Since our opinion denies the petition for writ of mandamus filed by the defendant Mutual Savings, the party resisting discovery, our telling trial judges in general that "comprehensive protective orders," if due in the first place, could require that irrelevant and unnecessary information be redacted, is dictum. Worse, it is potentially problematic dictum.
In some cases, as in this one, the financial institution responding to the request for nonpublic personal information will be a party to the litigation. The case now before us serves as an example of what would happen if the dictum were implemented. The motion for a protective order filed by Mutual Savings in the trial court contended that all of the nonpublic personal information is irrelevant and immaterial. *Page 994 If Mutual Savings was sincere and remains steadfast in that contention, Mutual Savings, logically, would redact all meaningful information from whatever material it produces. The trial judge then would need to order Mutual Savings to produce all of the material in its unredacted state for his examination in chambers. The trial judge would then need to spend an indefinite number of hours in chambers trying to determine for himself what is relevant, what is irrelevant, what is necessary, and what is unnecessary. The plaintiff would, of course, receive no opportunity to participate in the decisions on the individual redactions, even though the defendant would have exploited fully its opportunity to influence each decision by redacting each item of material in the first place.

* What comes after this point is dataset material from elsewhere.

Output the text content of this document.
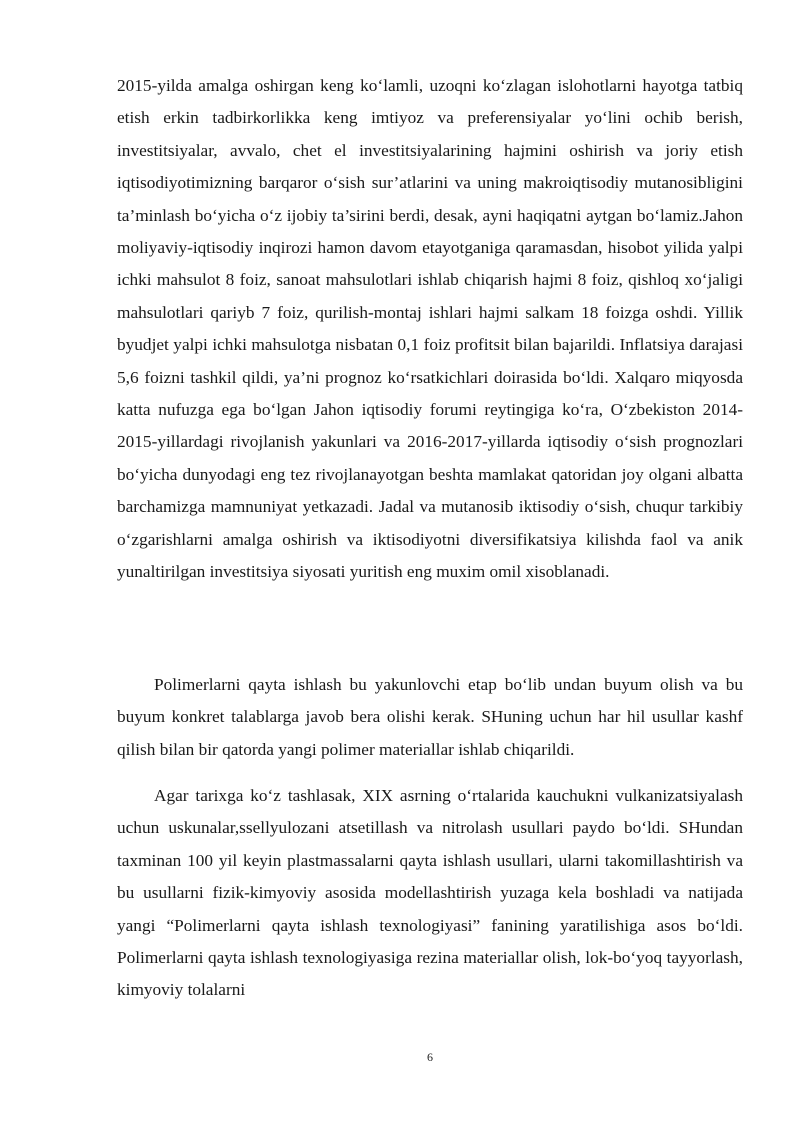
2015-yilda amalga oshirgan keng ko‘lamli, uzoqni ko‘zlagan islohotlarni hayotga tatbiq etish erkin tadbirkorlikka keng imtiyoz va preferensiyalar yo‘lini ochib berish, investitsiyalar, avvalo, chet el investitsiyalarining hajmini oshirish va joriy etish iqtisodiyotimizning barqaror o‘sish sur’atlarini va uning makroiqtisodiy mutanosibligini ta’minlash bo‘yicha o‘z ijobiy ta’sirini berdi, desak, ayni haqiqatni aytgan bo‘lamiz.Jahon moliyaviy-iqtisodiy inqirozi hamon davom etayotganiga qaramasdan, hisobot yilida yalpi ichki mahsulot 8 foiz, sanoat mahsulotlari ishlab chiqarish hajmi 8 foiz, qishloq xo‘jaligi mahsulotlari qariyb 7 foiz, qurilish-montaj ishlari hajmi salkam 18 foizga oshdi. Yillik byudjet yalpi ichki mahsulotga nisbatan 0,1 foiz profitsit bilan bajarildi. Inflatsiya darajasi 5,6 foizni tashkil qildi, ya’ni prognoz ko‘rsatkichlari doirasida bo‘ldi. Xalqaro miqyosda katta nufuzga ega bo‘lgan Jahon iqtisodiy forumi reytingiga ko‘ra, O‘zbekiston 2014-2015-yillardagi rivojlanish yakunlari va 2016-2017-yillarda iqtisodiy o‘sish prognozlari bo‘yicha dunyodagi eng tez rivojlanayotgan beshta mamlakat qatoridan joy olgani albatta barchamizga mamnuniyat yetkazadi. Jadal va mutanosib iktisodiy o‘sish, chuqur tarkibiy o‘zgarishlarni amalga oshirish va iktisodiyotni diversifikatsiya kilishda faol va anik yunaltirilgan investitsiya siyosati yuritish eng muxim omil xisoblanadi.
Polimerlarni qayta ishlash bu yakunlovchi etap bo‘lib undan buyum olish va bu buyum konkret talablarga javob bera olishi kerak. SHuning uchun har hil usullar kashf qilish bilan bir qatorda yangi polimer materiallar ishlab chiqarildi.
Agar tarixga ko‘z tashlasak, XIX asrning o‘rtalarida kauchukni vulkanizatsiyalash uchun uskunalar,ssellyulozani atsetillash va nitrolash usullari paydo bo‘ldi. SHundan taxminan 100 yil keyin plastmassalarni qayta ishlash usullari, ularni takomillashtirish va bu usullarni fizik-kimyoviy asosida modellashtirish yuzaga kela boshladi va natijada yangi “Polimerlarni qayta ishlash texnologiyasi” fanining yaratilishiga asos bo‘ldi. Polimerlarni qayta ishlash texnologiyasiga rezina materiallar olish, lok-bo‘yoq tayyorlash, kimyoviy tolalarni
6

In other cases, the financial institution responding to a request for nonpublic personal information may not be a party. Such a nonparty will not know and understand the issues in the case and therefore will not know what material, if any, is irrelevant or unnecessary unless that nonparty employs counsel to learn the case and to assist the nonparty in deciding what is or is not irrelevant or unnecessary. If the dictum were implemented, the expense would be considerable. Further, because most financial institutions will share similar interests in restricting the disclosure of the nonpublic personal information, the trial court would probably be relegated, once again, to the extravagantly time-consuming task of policing excessive redactions in camera, and the party seeking the discovery would be deprived of opportunity to participate in the process.
Redaction is, of course, one of a number of measures a trial court can apply to protect confidentiality when appropriate in discovery proceedings. On the other hand, any suggestion that redaction is, as a general rule, particularly appropriate in the sort of case now before us, is more likely to cause unfairness than to avoid it.